Rates are not the only bogeyman
Credit risk always outpaces rates in emerging markets
The nature of the new Omicron variant of Covid-19 may remain a mystery for now, but the sell-off it has triggered in emerging markets has made at least one thing very clear: There are still risks — especially in EM — that have little to do with rising rates.
In the last few months, the hottest ticket in town has been high yielding EM paper, as bond investors have fretted over the prospect of rising US Treasury rates. The hope was that the chunky spreads on these bonds would make them better able to absorb Treasury volatility next year, that the high coupons being paid out would amply compensate for any loss in secondary trading, and that potential improvements in credit would outpace base rate rises.
Hands have been wrung over new issues losing half a point in the secondary market. Buying high yielding bonds was thought of as the panacea.
Some EM fund managers have confessed to having their heads turned by these high coupon bonds more or less exclusively because of the meaty yield, rather than because they had a clear view view on the credits.
That could be seen as lazy, but in some ways it is fair enough. You can only play the hand you are dealt.
But a move of a few basis points in Treasuries is small potatoes compared to what has happened this week, as the world faced the possibility of Omicron undermining Covid immunity. Some of those hairier, higher yielding bonds have sold off by 100bp.

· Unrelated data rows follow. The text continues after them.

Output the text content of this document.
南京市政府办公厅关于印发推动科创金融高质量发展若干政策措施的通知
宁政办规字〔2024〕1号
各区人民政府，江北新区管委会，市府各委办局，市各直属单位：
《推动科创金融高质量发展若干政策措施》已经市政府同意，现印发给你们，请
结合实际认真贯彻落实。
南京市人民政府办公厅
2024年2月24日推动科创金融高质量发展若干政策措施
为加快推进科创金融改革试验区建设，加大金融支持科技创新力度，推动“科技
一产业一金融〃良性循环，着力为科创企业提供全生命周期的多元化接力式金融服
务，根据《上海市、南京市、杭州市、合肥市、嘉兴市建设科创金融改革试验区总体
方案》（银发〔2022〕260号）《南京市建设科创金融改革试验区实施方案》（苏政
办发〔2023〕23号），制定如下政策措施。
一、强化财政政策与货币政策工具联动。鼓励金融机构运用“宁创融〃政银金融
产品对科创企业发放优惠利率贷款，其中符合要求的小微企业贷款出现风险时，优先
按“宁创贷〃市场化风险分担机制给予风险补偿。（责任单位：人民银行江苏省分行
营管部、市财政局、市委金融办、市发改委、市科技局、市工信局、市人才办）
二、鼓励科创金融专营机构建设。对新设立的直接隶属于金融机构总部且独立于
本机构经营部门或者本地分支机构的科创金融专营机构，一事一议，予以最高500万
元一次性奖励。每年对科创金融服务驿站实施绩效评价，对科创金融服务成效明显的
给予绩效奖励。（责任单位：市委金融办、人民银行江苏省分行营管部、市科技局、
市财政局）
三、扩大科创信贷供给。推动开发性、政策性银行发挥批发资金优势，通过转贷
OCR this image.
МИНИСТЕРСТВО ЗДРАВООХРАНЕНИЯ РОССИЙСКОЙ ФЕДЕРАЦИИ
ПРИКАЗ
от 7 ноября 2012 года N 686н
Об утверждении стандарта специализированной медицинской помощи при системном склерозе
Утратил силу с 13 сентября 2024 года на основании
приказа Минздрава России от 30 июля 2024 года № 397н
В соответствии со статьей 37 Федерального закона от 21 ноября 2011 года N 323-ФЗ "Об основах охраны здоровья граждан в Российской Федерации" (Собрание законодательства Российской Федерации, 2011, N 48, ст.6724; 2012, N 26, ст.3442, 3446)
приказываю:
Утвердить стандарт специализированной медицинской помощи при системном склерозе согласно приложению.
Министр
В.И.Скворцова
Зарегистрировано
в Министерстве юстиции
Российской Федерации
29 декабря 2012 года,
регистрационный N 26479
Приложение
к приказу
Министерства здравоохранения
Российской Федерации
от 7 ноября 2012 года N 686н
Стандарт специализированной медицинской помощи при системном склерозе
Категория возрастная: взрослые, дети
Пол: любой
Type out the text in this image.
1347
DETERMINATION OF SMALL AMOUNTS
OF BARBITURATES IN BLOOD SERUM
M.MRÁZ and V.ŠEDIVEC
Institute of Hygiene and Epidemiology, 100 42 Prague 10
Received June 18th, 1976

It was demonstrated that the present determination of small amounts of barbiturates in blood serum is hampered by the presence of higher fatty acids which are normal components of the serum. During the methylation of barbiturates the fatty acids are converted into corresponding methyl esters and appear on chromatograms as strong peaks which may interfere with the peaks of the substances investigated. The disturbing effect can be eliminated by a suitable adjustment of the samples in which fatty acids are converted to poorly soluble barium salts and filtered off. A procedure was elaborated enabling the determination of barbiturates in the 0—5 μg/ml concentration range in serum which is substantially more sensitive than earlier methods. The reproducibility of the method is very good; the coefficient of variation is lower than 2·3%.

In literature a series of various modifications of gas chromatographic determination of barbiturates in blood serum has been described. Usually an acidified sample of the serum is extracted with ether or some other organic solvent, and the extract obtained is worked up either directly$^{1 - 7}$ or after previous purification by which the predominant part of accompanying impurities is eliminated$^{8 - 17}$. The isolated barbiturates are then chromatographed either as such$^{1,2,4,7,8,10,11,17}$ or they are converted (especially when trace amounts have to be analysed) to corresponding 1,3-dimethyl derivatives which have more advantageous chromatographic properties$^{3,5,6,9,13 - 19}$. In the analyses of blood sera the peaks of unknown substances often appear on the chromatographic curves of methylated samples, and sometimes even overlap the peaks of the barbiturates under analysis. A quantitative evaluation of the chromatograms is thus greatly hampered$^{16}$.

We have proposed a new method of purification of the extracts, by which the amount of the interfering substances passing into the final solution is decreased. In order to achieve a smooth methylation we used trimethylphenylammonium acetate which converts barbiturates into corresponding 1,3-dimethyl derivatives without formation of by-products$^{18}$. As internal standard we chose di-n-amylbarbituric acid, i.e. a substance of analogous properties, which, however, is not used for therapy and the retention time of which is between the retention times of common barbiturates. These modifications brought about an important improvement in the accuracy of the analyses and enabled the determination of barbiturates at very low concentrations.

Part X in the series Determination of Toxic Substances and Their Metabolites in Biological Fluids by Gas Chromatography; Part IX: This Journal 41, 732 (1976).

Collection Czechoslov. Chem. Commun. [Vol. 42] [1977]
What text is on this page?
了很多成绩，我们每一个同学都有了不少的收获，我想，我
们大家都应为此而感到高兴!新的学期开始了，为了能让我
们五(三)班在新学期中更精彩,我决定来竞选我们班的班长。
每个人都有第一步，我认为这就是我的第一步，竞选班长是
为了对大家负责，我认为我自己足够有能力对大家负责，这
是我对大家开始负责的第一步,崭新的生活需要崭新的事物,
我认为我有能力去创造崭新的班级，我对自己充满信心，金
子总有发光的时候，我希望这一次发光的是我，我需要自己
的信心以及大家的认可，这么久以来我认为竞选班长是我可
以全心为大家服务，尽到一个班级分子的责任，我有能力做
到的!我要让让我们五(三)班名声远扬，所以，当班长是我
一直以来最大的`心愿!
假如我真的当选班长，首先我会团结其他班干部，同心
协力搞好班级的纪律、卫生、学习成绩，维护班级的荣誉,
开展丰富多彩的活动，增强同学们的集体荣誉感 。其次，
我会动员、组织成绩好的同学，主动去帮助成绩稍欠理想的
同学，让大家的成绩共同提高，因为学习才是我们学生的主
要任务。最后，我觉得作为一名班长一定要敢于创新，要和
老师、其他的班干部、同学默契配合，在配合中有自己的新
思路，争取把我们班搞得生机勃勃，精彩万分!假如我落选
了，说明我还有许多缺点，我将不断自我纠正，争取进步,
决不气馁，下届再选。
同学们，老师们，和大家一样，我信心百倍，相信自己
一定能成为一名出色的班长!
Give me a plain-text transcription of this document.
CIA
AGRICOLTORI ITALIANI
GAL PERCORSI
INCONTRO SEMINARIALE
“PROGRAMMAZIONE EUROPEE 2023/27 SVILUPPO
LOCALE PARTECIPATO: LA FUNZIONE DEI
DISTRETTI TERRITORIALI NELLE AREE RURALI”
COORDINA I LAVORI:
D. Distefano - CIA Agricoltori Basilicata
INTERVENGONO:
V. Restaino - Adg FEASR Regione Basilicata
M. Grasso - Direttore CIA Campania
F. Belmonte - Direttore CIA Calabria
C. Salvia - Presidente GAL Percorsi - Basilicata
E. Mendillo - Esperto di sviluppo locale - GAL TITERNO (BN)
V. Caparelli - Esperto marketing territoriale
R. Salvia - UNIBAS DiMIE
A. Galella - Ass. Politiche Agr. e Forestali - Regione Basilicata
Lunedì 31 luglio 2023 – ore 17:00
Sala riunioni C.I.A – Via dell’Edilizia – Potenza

And that was merely a nudge compared to the bloodbath in the Turkish lira last week and the accompanying 50bp widening in that country’s CDS.
It will surely pale in comparison to what will happen if the tension between Russia and Ukraine comes to a head and the west gets involved, slapping on more sanctions.
US Treasury yields are tighter this week, but EM portfolio managers are not celebrating. Global appetite for risk has taken a beating.
The Omicron sell-off is a timely reminder that an EM bond yield is made up of two components — the underlying rate and the credit spread. And it is the latter that tends to have more bite.